When people weaponise the effect to express contempt or frustration about others, they are not doing anything useful about a lack of knowledge. As someone who has engaged in this kind of self-aggrandising behaviour, I can tell you that the only impact it had was to make me less likely to truly respect others or be self-reflective. So much for looking down your nose at cognitive bias, much less avoiding it.
The truth is that anyone, at whatever level of expertise, is capable of underestimating or overestimating how much they know, or of being misinformed. The solution to that is sharing knowledge and, for leaders, enabling your reports to engage in learning and development. At LKS Quaero, we say that no model is accurate, and some are useful. If there’s something practical you can learn from this, like the need to have a solid understanding of how data works and the need to be cautious about our own knowledge and behaviour, the Dunning-Kruger effect is a useful model.

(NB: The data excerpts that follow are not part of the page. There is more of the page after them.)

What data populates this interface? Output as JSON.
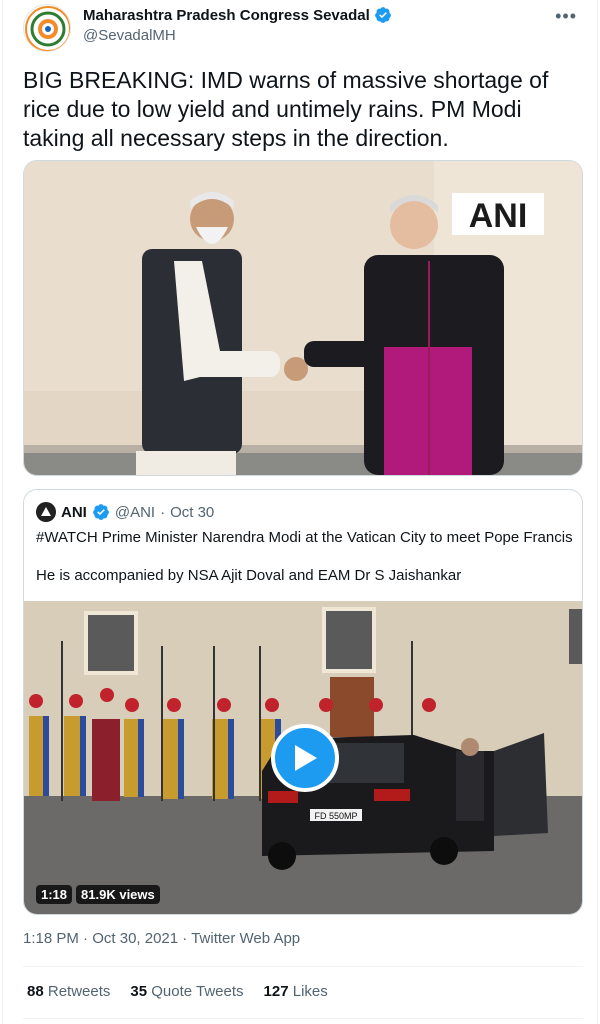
{
  "author": {
    "name": "Maharashtra Pradesh Congress Sevadal",
    "handle": "@SevadalMH"
  },
  "tweet": {
    "text": "BIG BREAKING: IMD warns of massive shortage of rice due to low yield and untimely rains. PM Modi taking all necessary steps in the direction.",
    "image_watermark": "ANI"
  },
  "quoted": {
    "name": "ANI",
    "handle": "@ANI",
    "separator": "·",
    "date": "Oct 30",
    "text_line1": "#WATCH Prime Minister Narendra Modi at the Vatican City to meet Pope Francis",
    "text_line2": "He is accompanied by NSA Ajit Doval and EAM Dr S Jaishankar",
    "video": {
      "duration": "1:18",
      "views": "81.9K views",
      "plate": "FD 550MP"
    }
  },
  "meta": {
    "time": "1:18 PM",
    "sep1": " · ",
    "date": "Oct 30, 2021",
    "sep2": " · ",
    "source": "Twitter Web App"
  },
  "stats": {
    "retweets_count": "88",
    "retweets_label": "Retweets",
    "quotes_count": "35",
    "quotes_label": "Quote Tweets",
    "likes_count": "127",
    "likes_label": "Likes"
  },
  "colors": {
    "accent": "#1d9bf0",
    "text": "#0f1419",
    "secondary": "#536471",
    "border": "#cfd9de"
  },
  "icons": [
    "verified-badge-icon",
    "more-options-icon",
    "play-icon"
  ]
}
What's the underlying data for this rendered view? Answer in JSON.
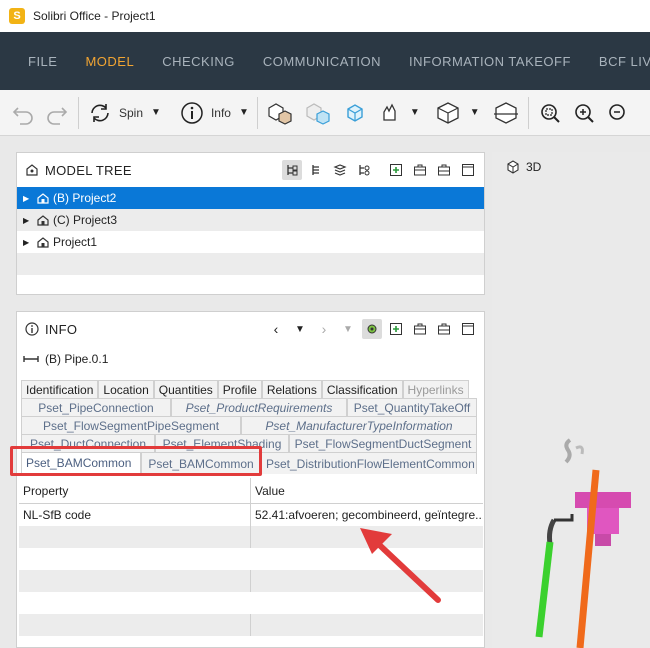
{
  "window": {
    "badge": "S",
    "title": "Solibri Office - Project1"
  },
  "menu": {
    "items": [
      "FILE",
      "MODEL",
      "CHECKING",
      "COMMUNICATION",
      "INFORMATION TAKEOFF",
      "BCF LIVE C"
    ],
    "active": "MODEL"
  },
  "toolbar": {
    "spin_label": "Spin",
    "info_label": "Info"
  },
  "model_tree": {
    "title": "MODEL TREE",
    "rows": [
      "(B) Project2",
      "(C) Project3",
      "Project1"
    ]
  },
  "view3d": {
    "label": "3D"
  },
  "info": {
    "title": "INFO",
    "selected_object": "(B) Pipe.0.1",
    "tabs_row1": [
      "Identification",
      "Location",
      "Quantities",
      "Profile",
      "Relations",
      "Classification",
      "Hyperlinks"
    ],
    "tabs_row2": [
      "Pset_PipeConnection",
      "Pset_ProductRequirements",
      "Pset_QuantityTakeOff"
    ],
    "tabs_row3": [
      "Pset_FlowSegmentPipeSegment",
      "Pset_ManufacturerTypeInformation"
    ],
    "tabs_row4": [
      "Pset_DuctConnection",
      "Pset_ElementShading",
      "Pset_FlowSegmentDuctSegment"
    ],
    "tabs_row5": [
      "Pset_BAMCommon",
      "Pset_BAMCommon",
      "Pset_DistributionFlowElementCommon"
    ],
    "table": {
      "headers": [
        "Property",
        "Value"
      ],
      "rows": [
        [
          "NL-SfB code",
          "52.41:afvoeren; gecombineerd, geïntegre..."
        ]
      ]
    }
  },
  "colors": {
    "accent": "#f2a533",
    "menubar": "#2b3844",
    "selection": "#0a78d7",
    "highlight": "#e23b3b"
  }
}
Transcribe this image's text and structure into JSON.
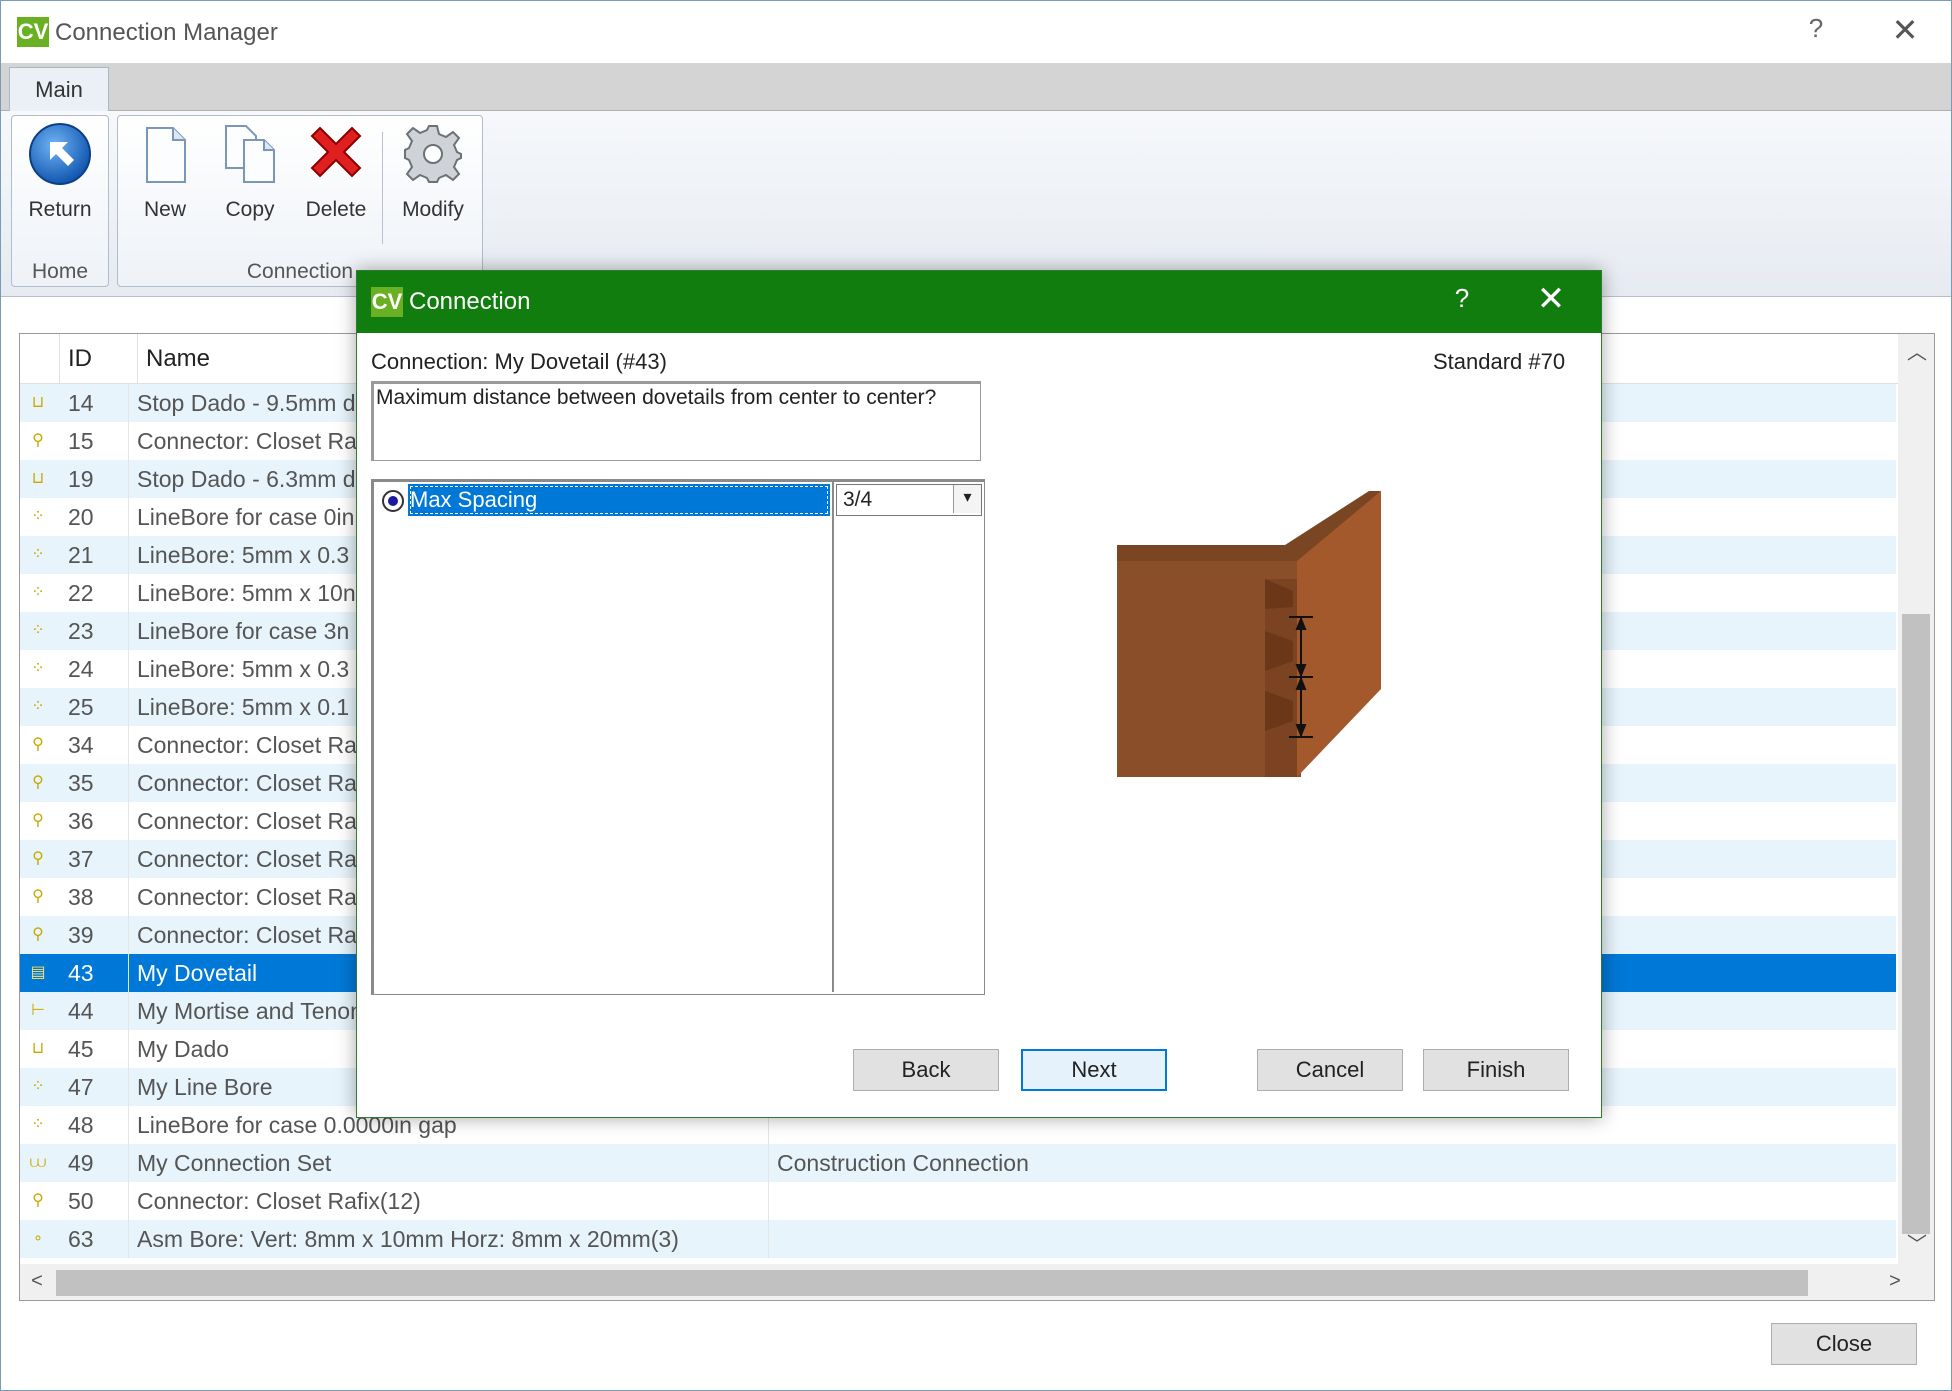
{
  "window": {
    "logo": "CV",
    "title": "Connection Manager",
    "help": "?",
    "close": "✕"
  },
  "ribbon": {
    "tabs": [
      {
        "label": "Main"
      }
    ],
    "groups": {
      "home": {
        "label": "Home",
        "buttons": [
          {
            "label": "Return",
            "icon": "return-arrow-icon"
          }
        ]
      },
      "connection": {
        "label": "Connection",
        "buttons": [
          {
            "label": "New",
            "icon": "new-document-icon"
          },
          {
            "label": "Copy",
            "icon": "copy-documents-icon"
          },
          {
            "label": "Delete",
            "icon": "delete-x-icon"
          },
          {
            "label": "Modify",
            "icon": "gear-icon"
          }
        ]
      }
    }
  },
  "list": {
    "columns": {
      "id": "ID",
      "name": "Name"
    },
    "rows": [
      {
        "icon": "dado-icon",
        "id": "14",
        "name": "Stop Dado - 9.5mm d",
        "type": ""
      },
      {
        "icon": "connector-icon",
        "id": "15",
        "name": "Connector: Closet Ra",
        "type": ""
      },
      {
        "icon": "dado-icon",
        "id": "19",
        "name": "Stop Dado - 6.3mm d",
        "type": ""
      },
      {
        "icon": "linebore-icon",
        "id": "20",
        "name": "LineBore for case 0in",
        "type": ""
      },
      {
        "icon": "linebore-icon",
        "id": "21",
        "name": "LineBore: 5mm x 0.3",
        "type": ""
      },
      {
        "icon": "linebore-icon",
        "id": "22",
        "name": "LineBore: 5mm x 10n",
        "type": ""
      },
      {
        "icon": "linebore-icon",
        "id": "23",
        "name": "LineBore for case 3n",
        "type": ""
      },
      {
        "icon": "linebore-icon",
        "id": "24",
        "name": "LineBore: 5mm x 0.3",
        "type": ""
      },
      {
        "icon": "linebore-icon",
        "id": "25",
        "name": "LineBore: 5mm x 0.1",
        "type": ""
      },
      {
        "icon": "connector-icon",
        "id": "34",
        "name": "Connector: Closet Ra",
        "type": ""
      },
      {
        "icon": "connector-icon",
        "id": "35",
        "name": "Connector: Closet Ra",
        "type": ""
      },
      {
        "icon": "connector-icon",
        "id": "36",
        "name": "Connector: Closet Ra",
        "type": ""
      },
      {
        "icon": "connector-icon",
        "id": "37",
        "name": "Connector: Closet Ra",
        "type": ""
      },
      {
        "icon": "connector-icon",
        "id": "38",
        "name": "Connector: Closet Ra",
        "type": ""
      },
      {
        "icon": "connector-icon",
        "id": "39",
        "name": "Connector: Closet Ra",
        "type": ""
      },
      {
        "icon": "dovetail-icon",
        "id": "43",
        "name": "My Dovetail",
        "type": "",
        "selected": true
      },
      {
        "icon": "mortise-tenon-icon",
        "id": "44",
        "name": "My Mortise and Tenon",
        "type": ""
      },
      {
        "icon": "dado-icon",
        "id": "45",
        "name": "My Dado",
        "type": ""
      },
      {
        "icon": "linebore-icon",
        "id": "47",
        "name": "My Line Bore",
        "type": ""
      },
      {
        "icon": "linebore-icon",
        "id": "48",
        "name": "LineBore for case 0.0000in gap",
        "type": ""
      },
      {
        "icon": "connection-set-icon",
        "id": "49",
        "name": "My Connection Set",
        "type": "Construction Connection"
      },
      {
        "icon": "connector-icon",
        "id": "50",
        "name": "Connector: Closet Rafix(12)",
        "type": ""
      },
      {
        "icon": "bore-icon",
        "id": "63",
        "name": "Asm Bore: Vert: 8mm x 10mm Horz: 8mm x 20mm(3)",
        "type": ""
      }
    ]
  },
  "footer": {
    "close_label": "Close"
  },
  "dialog": {
    "logo": "CV",
    "title": "Connection",
    "help": "?",
    "close": "✕",
    "connection_label": "Connection: My Dovetail (#43)",
    "standard_label": "Standard #70",
    "question": "Maximum distance between dovetails from center to center?",
    "parameter": {
      "label": "Max Spacing",
      "value": "3/4",
      "selected": true
    },
    "buttons": {
      "back": "Back",
      "next": "Next",
      "cancel": "Cancel",
      "finish": "Finish"
    }
  },
  "colors": {
    "dialog_title_bg": "#117d0f",
    "logo_bg": "#6ab023",
    "selection": "#0078d7",
    "row_alt": "#e7f4fb",
    "wood_front": "#8a4e28",
    "wood_side": "#a3592b",
    "wood_top": "#7a4522"
  }
}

How to apply this at work? Do a training needs analysis. Ask for ideas and contributions from the whole team. Do a safety share. Make sure everyone’s across how to use and log your data in the right way. Document corporate knowledge before that one employee who does lots of stuff leaves. Have reasonable expectations of yourself and others, and recognise that there’s always something new to learn – and isn’t that the most exciting thing?
Sometimes you don’t know what you think you know. With a little humility and curiosity, a good organisation will build learning and interdependency into how work gets done.